I was concerned that the steeper downhills toward the tops of each rim were going to give me knee problems - I'd recently been on a "practice" hike where my knees got quite sore going downhill.  I have no idea what I did, but miraculously my knees felt completely fine the entire time.

Back at the turnoff where the trail flattens out toward the bottom of the canyon, I was finally starting to feel tired.  I was coming to the realization that I still had another 10 miles of this enjoyable, nearly flat trail and then after that, 8 miles of pretty steep uphill.  I had been out for 13 hours and had hiked 28 miles with 6500 feet of elevation gain, and I was still facing 18 miles and 2500 feet of elevation, which by itself would be a pretty big activity for a day.

Unfortunately, the only way out was up.  If I'd actually been injured or sick, I could have found help from other hikers, and probably gotten up to the North Rim and gotten a ride back.  But nothing was wrong, I was just getting the Very Big Day I signed up for. The hike back along the flatter part of the trail was so beautiful - I wished it were possible to just do that section, because I would absolutely come back for that.  I'm still currently unconvinced it's worth hiking 8 miles down into the canyon and then 8 miles back out to access, but maybe I'll have changed my mind the next time I'm there.

I arrived back at Phantom Ranch about half an hour after dark.  In the moment, I was pretty disappointed that I was going to be doing the South Rim entirely in the dark, when I'd been hoping to get at least part way up before the sun went away.  I stopped only briefly to refill water and have a snack before starting up again.  My headlamp batteries died and I was very happy that I'd brought a backup - I don't think I've ever gone through a fresh set of batteries in a single activity before.

The first couple miles uphill was going great. Then I started slowing down dramatically. I had filled my Camelbak with a very dilute electrolyte mixture (mostly to mask the taste of the canyon water) but just sipping on that was making me feel sick. Eventually it occurred to me that it had been a couple hours since I ate anything.  I stopped around halfway up to the rim, near the ranger station and campground, and ate some GU gel in addition to drinking more water.  Within a few minutes I magically (through the magic of physiology) felt better, and for the remainder of the hike up I was stopping to eat a gel every half hour or so.

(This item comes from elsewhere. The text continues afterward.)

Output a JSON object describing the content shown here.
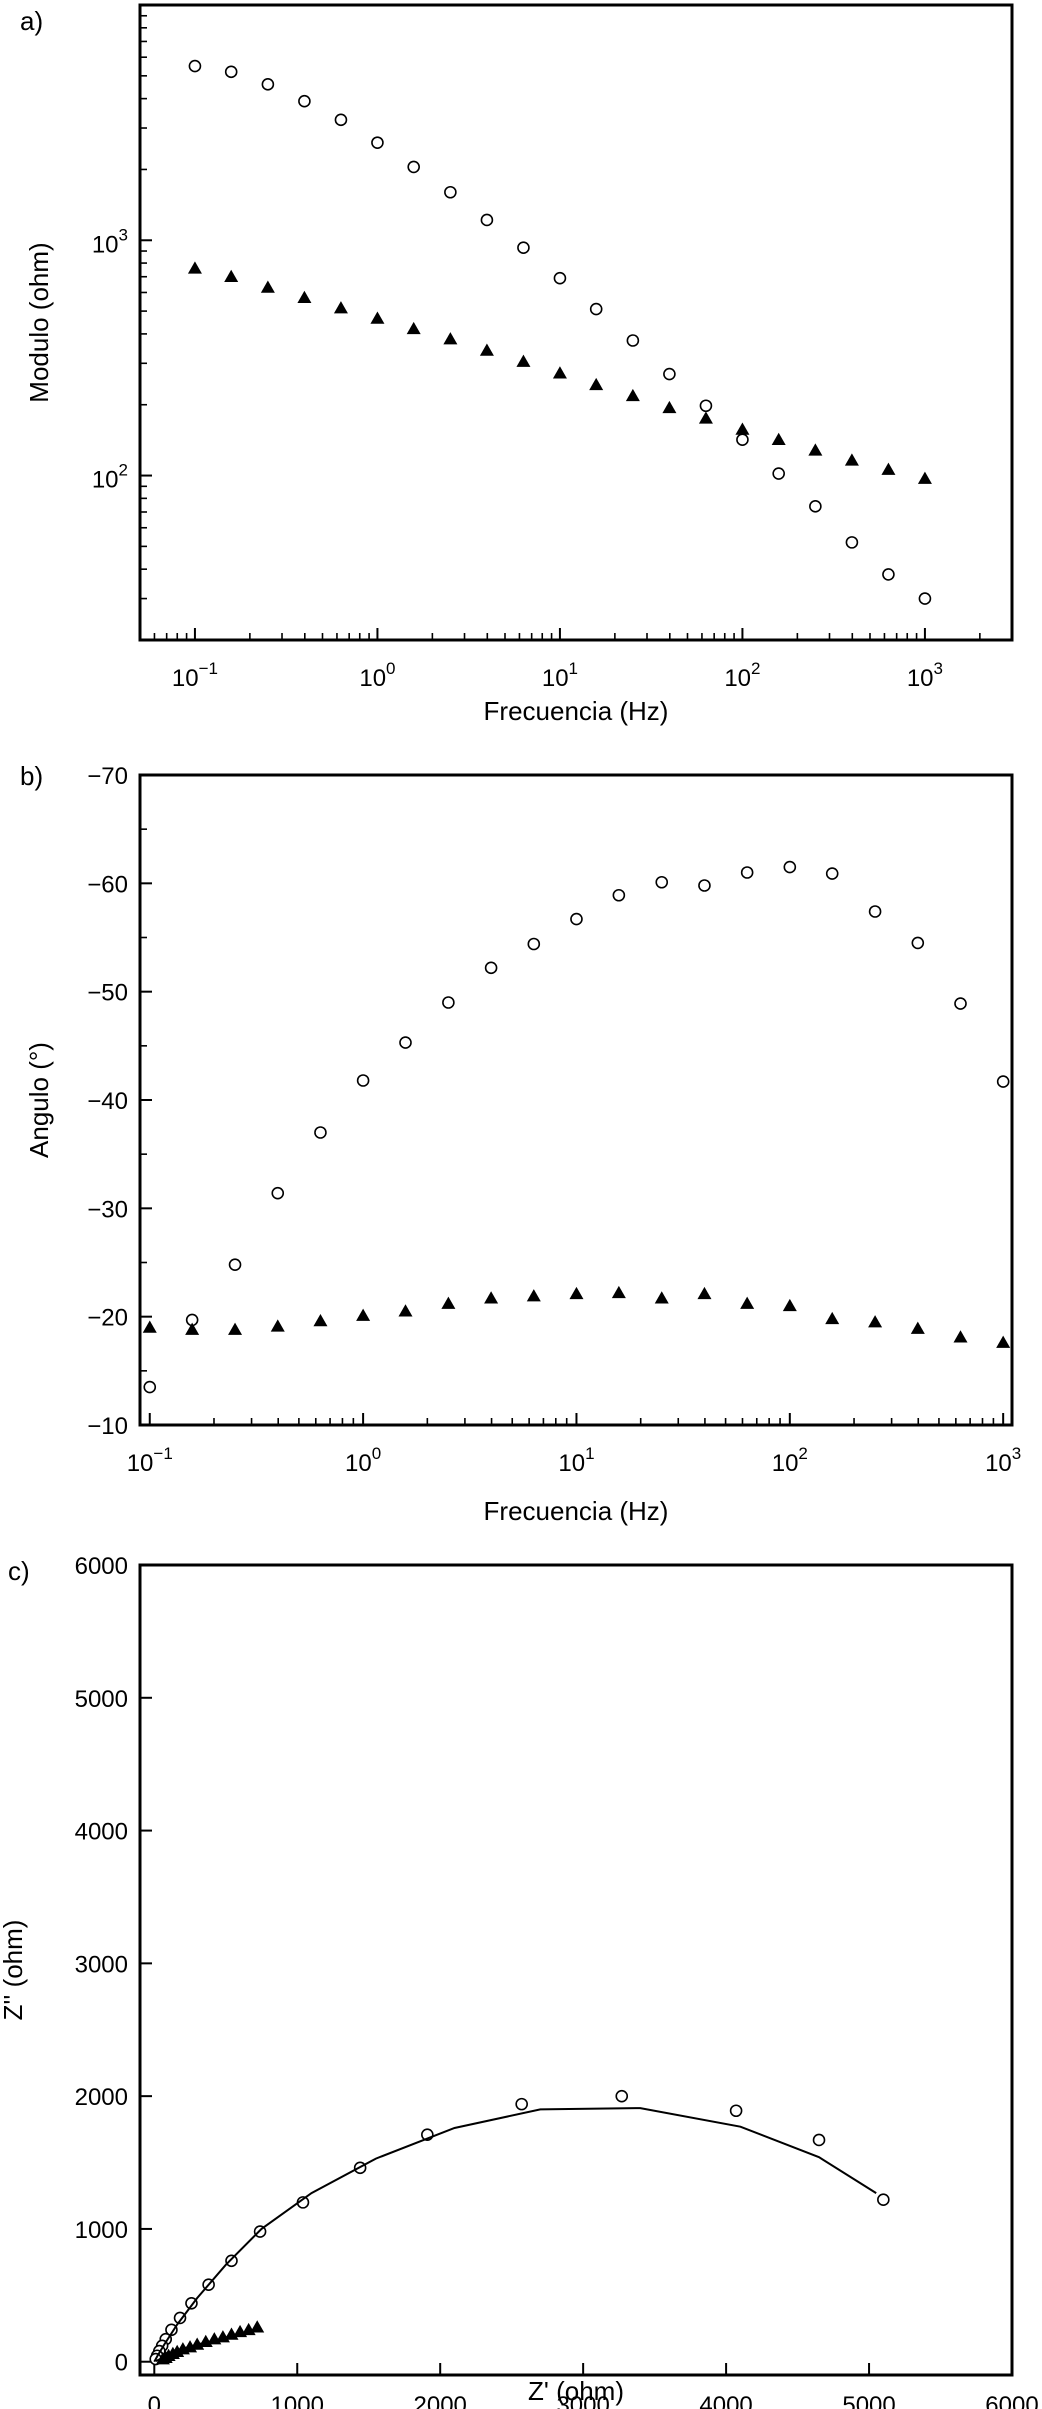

I got back to the trailhead just after midnight, but felt relatively fine, just tired.  I slept at my campground for about 6 hours before waking up again, still feeling fine.  I was expecting some horrible soreness or injury to slowly flare up over the next day, but nothing happened.  The only effects from it were some blisters, which were much better than the blisters I'd gotten on my 40-mile Yosemite hike in early September.  I had actually put "prophylactic bandaids" on in those spots, and I think they worked, but at some point during the hike all of them had come off my feet and were instead stuck to my socks.

The numbers according to Strava.  The distance was definitely overestimated by ~5% or so; it should have been 46-47 miles.

I finished the hike with very mixed feelings, because for years I'd envisioned myself doing this as a super disciplined athlete who stuck to a training program and crushed the eventual goal.  After processing for a couple days though, I realized I was proud of the accomplishment, and I'm simply not a disciplined athlete.  Just an average person who enjoys spending ridiculously long days on my feet.